LA Eu acho que o associativismo deve dialogar. Inovação, adaptação e cooperação são as três palavras que devem marcar o associativismo. Se as associações mantiverem um pensamento hermético, pensando apenas num determinado segmento profissional, não conversando com outras camadas, perdemos muitas oportunidades. Por exemplo, temos associações na nossa diáspora que têm capacidade de responder burocraticamente às necessidades de preenchimento de formulários e apresentação de um projecto num formato mais aliciante para a aprovação do decisor. Simultaneamente, outras associações poderão estar sedeaadas numa cidade onde a Câmara Municipal dê apoios para a realização de eventos da diáspora e onde outras não estejam. Poderia haver aqui uma junção, uma optimização: uma sabe fazer, a outra é elegível - vamos juntar forças e correr atrás do dinheiro local.

O próprio consulado, este ano, teve uma iniciativa muito, muito positiva. Apresentei um projecto ao GRI-DPA, após ter libertado o espaço de um depósito do consulado-geral. Tendo ficado com uma sala disponível, disponibilizamo-la para o atendimento: nela passou a funcionar o Gabinete de Apoio Social e Segurança Social, o nome que demos a esta iniciativa, que abriu em Fevereiro deste ano. Contamos com o trabalho voluntário do Mário Botas, que é vogal da GRI-DPA, e que tem uma formação na área de assistência social e 40 anos de experiência na Cáritas: é o nosso “ponta-de-lança” para questões de apoio social, escutando e interpretando o problema.



PTP Como é que surgiu a ideia?


DM Foi uma questão de juntar peças, aliou-se a disponabilidade do espaço a ter conhecido o Mário Botas e a sua experiência.

Nós somos uma diáspora muito rica em termos de valor, mas às vezes não nos conhecemos. Por exemplo, eu não tenho uma lista de todos os profissionais portugueses: quantos deles estarão em postos de direcção aqui na Alemanha? Por isso, eu também tenho tido a iniciativa de ir conhecer os portugueses que trabalham em organismos internacionais. Já fui à EIOPA, o organismo europeu na área dos seguros, que fica em Frankfurt e onde trabalham 20-25 portugueses. Também fui ao Banco Central Europeu, onde trabalham 110 portugueses e onde me encontrei com 62 deles. Alguns deles nem se conheciam, foi muito interessante para todos. Estou a tentar organizar um encontro com os portugueses no European Patent Office, em Munique, cujo presidente é o Dr. António Campinos.

PTP Está satisfeito com a rede do EPE aqui na região?


LA Sim, sim, estou satisfeito. O Docente de Apoio Pedagógico da rede EPE tem um gabinete no consulado-geral e, ao que me consta, está tudo a correr conforme planeado.


PTP A celebração do 25 de Abril em Frankfurt juntou as comunidades portuguesa e italiana. O que é que achou desta desta ideia? É uma ideia para replicar?

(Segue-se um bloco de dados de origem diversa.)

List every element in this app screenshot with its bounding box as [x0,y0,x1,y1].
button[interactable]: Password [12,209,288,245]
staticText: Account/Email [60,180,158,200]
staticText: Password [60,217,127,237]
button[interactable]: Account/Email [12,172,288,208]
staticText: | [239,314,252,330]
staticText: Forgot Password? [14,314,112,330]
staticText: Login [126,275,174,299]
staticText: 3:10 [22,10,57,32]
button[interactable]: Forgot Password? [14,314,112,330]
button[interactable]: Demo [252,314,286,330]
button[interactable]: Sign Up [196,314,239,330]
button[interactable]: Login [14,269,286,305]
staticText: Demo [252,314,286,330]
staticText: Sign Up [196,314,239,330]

LA A ideia é para replicar! Assim que terminámos a celebração deste ano, a parte a italiana, que foi quem nos apresentou a proposta, disse logo que temos de nos reunir para o próximo ano. Sei que já estão em conversas com o GRI-DPA, que foi quem nos apresentou a ideia de juntar as duas comunidades. Ou seja, no próximo ano juntar-nos-emos novamente em Frankfurt, os cônsules-gerais de Itália em Frankfurt e de Portugal em Estugarda, para comemorar a libertação da Itália do regime fascista em 1945 e o regresso da liberdade e democracia a Portugal em 1974. Numa Europa onde a extrema direita está a ganhar muita força, onde há movimentos neofascistas e neonazistas e em que a retórica desses movimentos é utilizada por autocratas para invadir território de outrem, é importante falarmos de liberdade, democracia e direitos humanos, nunca esquecendo o espírito do 25 de Abril.